The scheduler then arranges a bunch of those threads that require the same instruction together. Particularly in AMD GPU case, GCN and rDNA are designed to process 64 and 32 threads respectively.
The SIMD then process those clustered threads. But the difference is AMD GCN uses SIMD16, meaning 16 threads can be processed at once, while AMD rDNA uses SIMD32, meaning 32 threads can be processed at once.
Things should work flawlessly if the GPU has all 64 threads to be executed, but it would be a pain in the ass if it only needs to execute 1 thread. So only 1 SIMD16 Vector Unit is actually doing something productive, while the other three are just basically chilling.

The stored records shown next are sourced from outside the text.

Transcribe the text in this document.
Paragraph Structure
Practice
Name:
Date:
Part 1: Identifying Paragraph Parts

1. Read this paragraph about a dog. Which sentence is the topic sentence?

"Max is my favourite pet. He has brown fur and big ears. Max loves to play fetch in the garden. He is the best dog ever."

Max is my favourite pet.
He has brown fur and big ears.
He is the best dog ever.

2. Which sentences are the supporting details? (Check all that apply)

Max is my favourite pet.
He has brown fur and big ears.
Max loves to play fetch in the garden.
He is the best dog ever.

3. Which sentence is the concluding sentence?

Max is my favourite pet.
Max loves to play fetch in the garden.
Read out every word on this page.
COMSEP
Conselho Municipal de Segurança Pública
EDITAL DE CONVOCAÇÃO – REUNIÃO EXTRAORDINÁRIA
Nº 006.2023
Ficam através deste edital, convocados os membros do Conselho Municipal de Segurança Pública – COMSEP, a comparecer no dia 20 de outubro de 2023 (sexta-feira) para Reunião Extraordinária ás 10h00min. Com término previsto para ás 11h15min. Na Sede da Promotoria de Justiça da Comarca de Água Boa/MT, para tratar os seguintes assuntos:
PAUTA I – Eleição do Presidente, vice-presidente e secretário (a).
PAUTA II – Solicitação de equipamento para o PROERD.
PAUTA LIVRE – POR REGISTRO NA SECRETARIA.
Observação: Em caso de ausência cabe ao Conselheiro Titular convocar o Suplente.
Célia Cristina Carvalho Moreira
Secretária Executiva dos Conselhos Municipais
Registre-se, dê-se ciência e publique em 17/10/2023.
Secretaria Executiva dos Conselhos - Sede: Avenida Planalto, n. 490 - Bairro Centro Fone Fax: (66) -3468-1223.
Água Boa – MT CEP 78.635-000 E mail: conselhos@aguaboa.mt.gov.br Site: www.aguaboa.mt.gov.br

The change in architecture means , with SIMD32, the GPU can eliminate potential bottle neck.
Hoever, every of those source keep saying "The SIMD16 design is better suited for computational workload"... This raised me some question:
1) Isn't SIMD32 design is just overall better in SIMD16 in every single way? If not then what exactly is the advantage of SIMD16 in computational work anyway?
2) For each 64 threads, 4 SIMD16 are doing the processing work simultaneously or serial? The reason I ask it the video from Engadget depicted the process as serialized while the video from Linus Tech Tips seem to hint it's parallel. This confused the hell out of me.
If everything is serial, then why AMD don't just go for SIMD64 or something?
If everything is parallel then I honestly do not see the advantage of the SIMD at all. On GCN, you have 4 SIMD16, and on rDNA, you have 2 SIMD32. If you process 1 thread on GCN with SIMD16, the time you run 1 SIMD16 should be equal to the time you run 4 SIMD16, because, again, they are parallel. Jumping to 2 SIMD32, the time you process 1 SIMD32 should be equal to the time you process 2 of them. In both case, you still have potentially 63 unused threads. So what's the point exatly.
I know my understanding must be flawed at some point, so I would love some deep explanation. Thanks you.